バーンアウト。つらい仕事と猛烈なストレスで心身ともに疲れ果て、エネルギーが燃え尽きてしまう状況を指す。「バーンアウトするなよ」。人員不足に直面する病院の産婦人科医師たちは、合言葉のようにささやき合う。
▽「無事当然」根強く
もう一つ、心をすり減らす要因がある。お産の現場は、訴訟のリスクに常にさらされているということだ。最高裁によると、〇五年の医療訴訟のうち、産婦人科は百十九件と内科、外科に次いで三番目に多かった。福島県立大野病院で〇四年に帝王切開手術を受けた女性が死亡し、産婦人科医師が業務上過失致死と医師法違反の罪で起訴された「事件」も、産科医療の現場に心理的なプレッシャーとして影を落とす。
「生まれて五秒後に赤ちゃんが泣かなかったら、汗が噴き出す」。脳内出血した医師は、分娩を終えるまでの重圧をそう語る。一方、妊婦の側には「無事に生まれて当たり前」の意識が強く、必要な処置をしても、「納得できない」と怒鳴る人もいる。訴訟リスクを抱えつつ、最善を尽くした努力を分かってもらえない、もどかしさと疲労感が募る。
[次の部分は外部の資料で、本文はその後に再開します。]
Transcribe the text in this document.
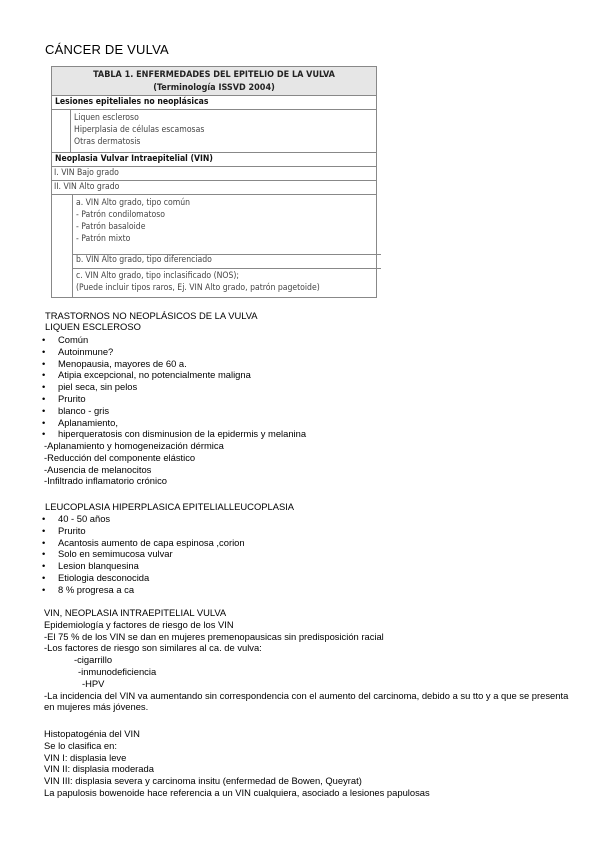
CÁNCER DE VULVA
TABLA 1. ENFERMEDADES DEL EPITELIO DE LA VULVA
(Terminología ISSVD 2004)
Lesiones epiteliales no neoplásicas
Liquen escleroso
Hiperplasia de células escamosas
Otras dermatosis
Neoplasia Vulvar Intraepitelial (VIN)
I. VIN Bajo grado
II. VIN Alto grado
a. VIN Alto grado, tipo común
- Patrón condilomatoso
- Patrón basaloide
- Patrón mixto
b. VIN Alto grado, tipo diferenciado
c. VIN Alto grado, tipo inclasificado (NOS);
(Puede incluir tipos raros, Ej. VIN Alto grado, patrón pagetoide)
TRASTORNOS NO NEOPLÁSICOS DE LA VULVA
LIQUEN ESCLEROSO
• Común
• Autoinmune?
• Menopausia, mayores de 60 a.
• Atipia excepcional, no potencialmente maligna
• piel seca, sin pelos
• Prurito
• blanco - gris
• Aplanamiento,
• hiperqueratosis con disminusion de la epidermis y melanina
-Aplanamiento y homogeneización dérmica
-Reducción del componente elástico
-Ausencia de melanocitos
-Infiltrado inflamatorio crónico
LEUCOPLASIA HIPERPLASICA EPITELIALLEUCOPLASIA
• 40 - 50 años
• Prurito
• Acantosis aumento de capa espinosa ,corion
• Solo en semimucosa vulvar
• Lesion blanquesina
• Etiologia desconocida
• 8 % progresa a ca
VIN, NEOPLASIA INTRAEPITELIAL VULVA
Epidemiología y factores de riesgo de los VIN
-El 75 % de los VIN se dan en mujeres premenopausicas sin predisposición racial
-Los factores de riesgo son similares al ca. de vulva:
-cigarrillo
-inmunodeficiencia
-HPV
-La incidencia del VIN va aumentando sin correspondencia con el aumento del carcinoma, debido a su tto y a que se presenta
en mujeres más jóvenes.
Histopatogénia del VIN
Se lo clasifica en:
VIN I: displasia leve
VIN II: displasia moderada
VIN III: displasia severa y carcinoma insitu (enfermedad de Bowen, Queyrat)
La papulosis bowenoide hace referencia a un VIN cualquiera, asociado a lesiones papulosas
「寝不足で疲労のたまったパイロットが操縦する飛行機に乗りたいですか。同じ状況の医師に、お産を任せたいですか」。まひした左手をさすりながら医師はそう投げ掛けた。
■ 分娩施設 12年で28%減 ■
日本産科婦人科学会調査 業務や待遇「根本改革を」
日本産科婦人科学会によると、全国の分娩(ぶんべん)施設や産婦人科医師は減少し続けている。
二〇〇五年の分娩施設数は、病院と診療所を合わせて三千五十六カ所。一九九三年時点の四千二百八十六カ所に比べ、十二年間で28・6%、千二百三十カ所減った。
また、同学会の検討委員会の調査によると、全国百十の大学病院と、そこから医師を派遣している関連病院の常勤の産婦人科医師は、〇五年七月現在で四千七百三十九人。〇三年四月の五千百五十一人に対し、8・0%減少した。中国四国地方の減少率は5・6%(三十四人減)だった。
検討委は、全体の医師数が増える中、産婦人科医師が減少していることについて「当直が多く、勤務時間も長いのに、待遇は他科と変わらない。臨床研修制度で大変さを見て、志願者が減っている。根本的な改革が必要だ」としている。
学会も「産婦人科離れ」の原因として、医師の労働量の増加、訴訟になるかもしれないとのプレッシャーの増大、低水準の給与などを挙げている。